I was intrigued by a poster I found with the words “Sleeping with the Sharks” written on it. I asked Marta and she explained to us that, subject to bookings made in advance, it is possible for schools to book the venue for the night to allow the students to take sleeping bags to sleep in the tunnel under the shark tank. Before going to sleep (or staring at sharks all night), the staff can organise games and treasure hunts to entertain the group. I found this opportunity extremely interesting as it enables students to better understand the behaviour of these incredible animals.

The last building we visited was the Hemisfèric, which is a hi-tech 3D cinema. The main function of this eye-shaped cinema is to project the moving images of IMAX films which exceed the limits of human binocular vision and consequently sucks the viewer into the larger-than-life action. It is an overwhelming sensory experience which enthralled us for two consecutive shows named Mirando lo Invisible (Seeing the Invisible) and Universo Oculto (Hidden Universe).
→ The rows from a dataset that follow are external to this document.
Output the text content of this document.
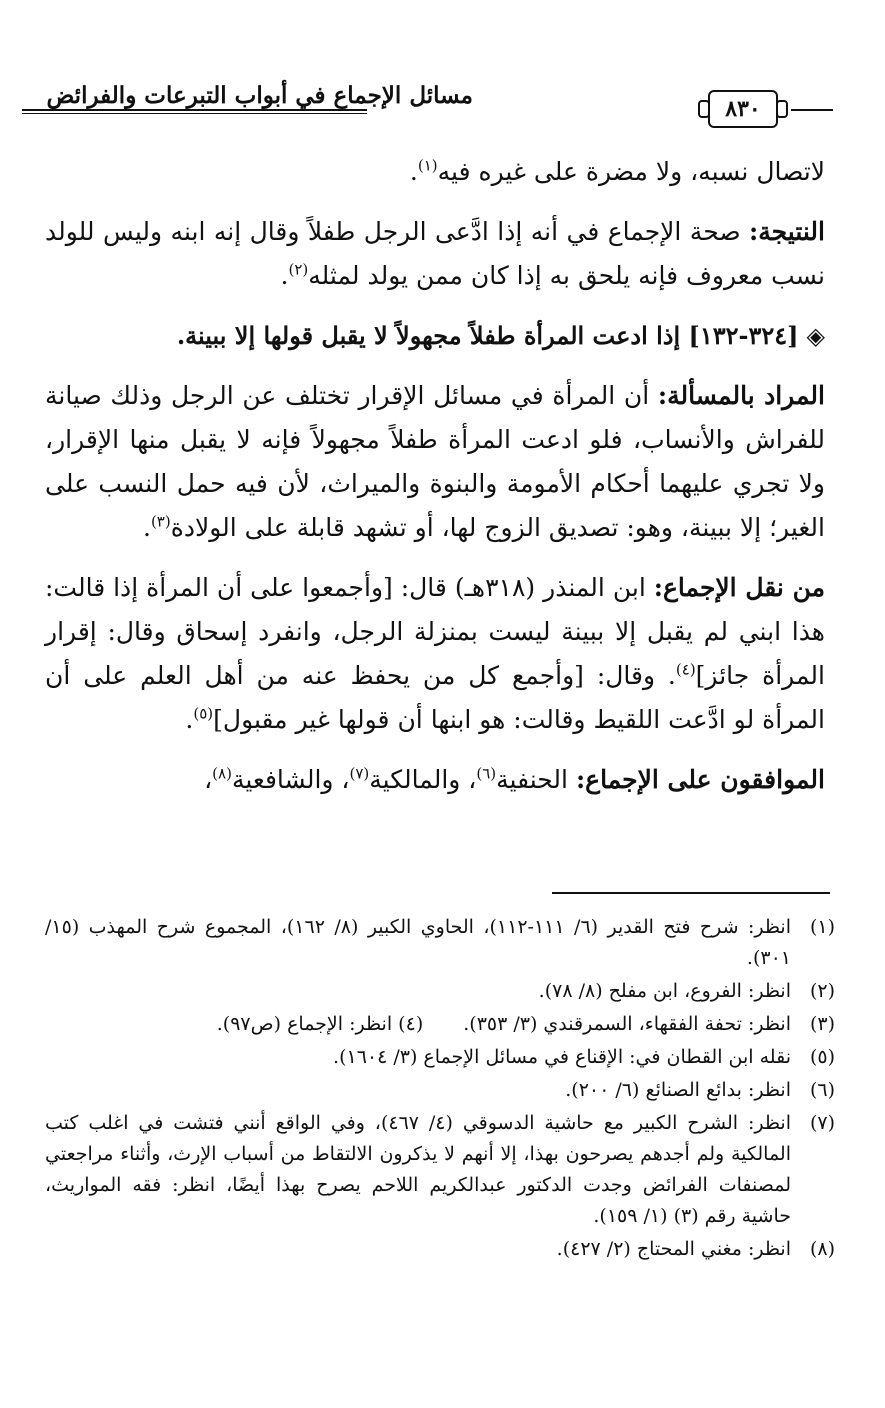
٨٣٠
مسائل الإجماع في أبواب التبرعات والفرائض

لاتصال نسبه، ولا مضرة على غيره فيه$^{(١)}$.

النتيجة: صحة الإجماع في أنه إذا ادَّعى الرجل طفلاً وقال إنه ابنه وليس للولد نسب معروف فإنه يلحق به إذا كان ممن يولد لمثله$^{(٢)}$.

◈[٣٢٤-١٣٢] إذا ادعت المرأة طفلاً مجهولاً لا يقبل قولها إلا ببينة.

المراد بالمسألة: أن المرأة في مسائل الإقرار تختلف عن الرجل وذلك صيانة للفراش والأنساب، فلو ادعت المرأة طفلاً مجهولاً فإنه لا يقبل منها الإقرار، ولا تجري عليهما أحكام الأمومة والبنوة والميراث، لأن فيه حمل النسب على الغير؛ إلا ببينة، وهو: تصديق الزوج لها، أو تشهد قابلة على الولادة$^{(٣)}$.

من نقل الإجماع: ابن المنذر (٣١٨هـ) قال: [وأجمعوا على أن المرأة إذا قالت: هذا ابني لم يقبل إلا ببينة ليست بمنزلة الرجل، وانفرد إسحاق وقال: إقرار المرأة جائز]$^{(٤)}$. وقال: [وأجمع كل من يحفظ عنه من أهل العلم على أن المرأة لو ادَّعت اللقيط وقالت: هو ابنها أن قولها غير مقبول]$^{(٥)}$.

الموافقون على الإجماع: الحنفية$^{(٦)}$، والمالكية$^{(٧)}$، والشافعية$^{(٨)}$،

(١)
انظر: شرح فتح القدير (٦/ ١١١-١١٢)، الحاوي الكبير (٨/ ١٦٢)، المجموع شرح المهذب (١٥/ ٣٠١).
(٢)
انظر: الفروع، ابن مفلح (٨/ ٧٨).
(٣)
انظر: تحفة الفقهاء، السمرقندي (٣/ ٣٥٣).(٤) انظر: الإجماع (ص٩٧).
(٥)
نقله ابن القطان في: الإقناع في مسائل الإجماع (٣/ ١٦٠٤).
(٦)
انظر: بدائع الصنائع (٦/ ٢٠٠).
(٧)
انظر: الشرح الكبير مع حاشية الدسوقي (٤/ ٤٦٧)، وفي الواقع أنني فتشت في اغلب كتب المالكية ولم أجدهم يصرحون بهذا، إلا أنهم لا يذكرون الالتقاط من أسباب الإرث، وأثناء مراجعتي لمصنفات الفرائض وجدت الدكتور عبدالكريم اللاحم يصرح بهذا أيضًا، انظر: فقه المواريث، حاشية رقم (٣) (١/ ١٥٩).
(٨)
انظر: مغني المحتاج (٢/ ٤٢٧).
The Value of new environments

After inspecting hostels during the morning, our last day presented us with a visit to the Bioparc. The Bioparc’s main objective is to promote respect for animals and make the general public aware of the importance of protecting the environment through a commitment to education and the preservation of animals. It replicates the flora and fauna of Africa ranging from open savannahs to the Madagascan forests and everything in between.

Walking back to the hotel to pick up the luggage and head to the airport, we found a nice surprise in the middle of the commercial and industrial area. Campanar – a town within a town. In the past it was one of the many independent towns on the outskirts of Valencia. As soon as Valencia started to expand its territory, the commercial area was slowly swallowing this traditional town to the point that the local government decided to intervene and leave the old town untouched.

Campanar nowadays is an old barrio (neighbourhood) with its typical houses from the 50s in the middle of what became modern Valencia’s commercial area. Whilst you are walking between shopping centres and massive outlets, you can’t help but feel a little nostalgic of times that have come to pass. School groups can walk into Campanar and enjoy its marching band and eat ice cream in the main plaza.

Not lost in translation

The word ‘Valencia’ comes from Latin, meaning ‘strength’ and ‘energy’. This is exactly how I would describe this energetic and vibrant city. It also has the reputation of being a fortunate city because, in comparison to the other big cities in Spain such as Madrid and Barcelona, it has a more privileged natural setting and better weather, and as a result, a better standard of life. I spent just 3 days in the city and I wholeheartedly agree!

There were new excursions every day, each completely different from the last. I am glad I had the chance to visit Valencia and will definitely be recommending it to school groups. I look forward to sharing my insight further with teachers, but until then hasta luego!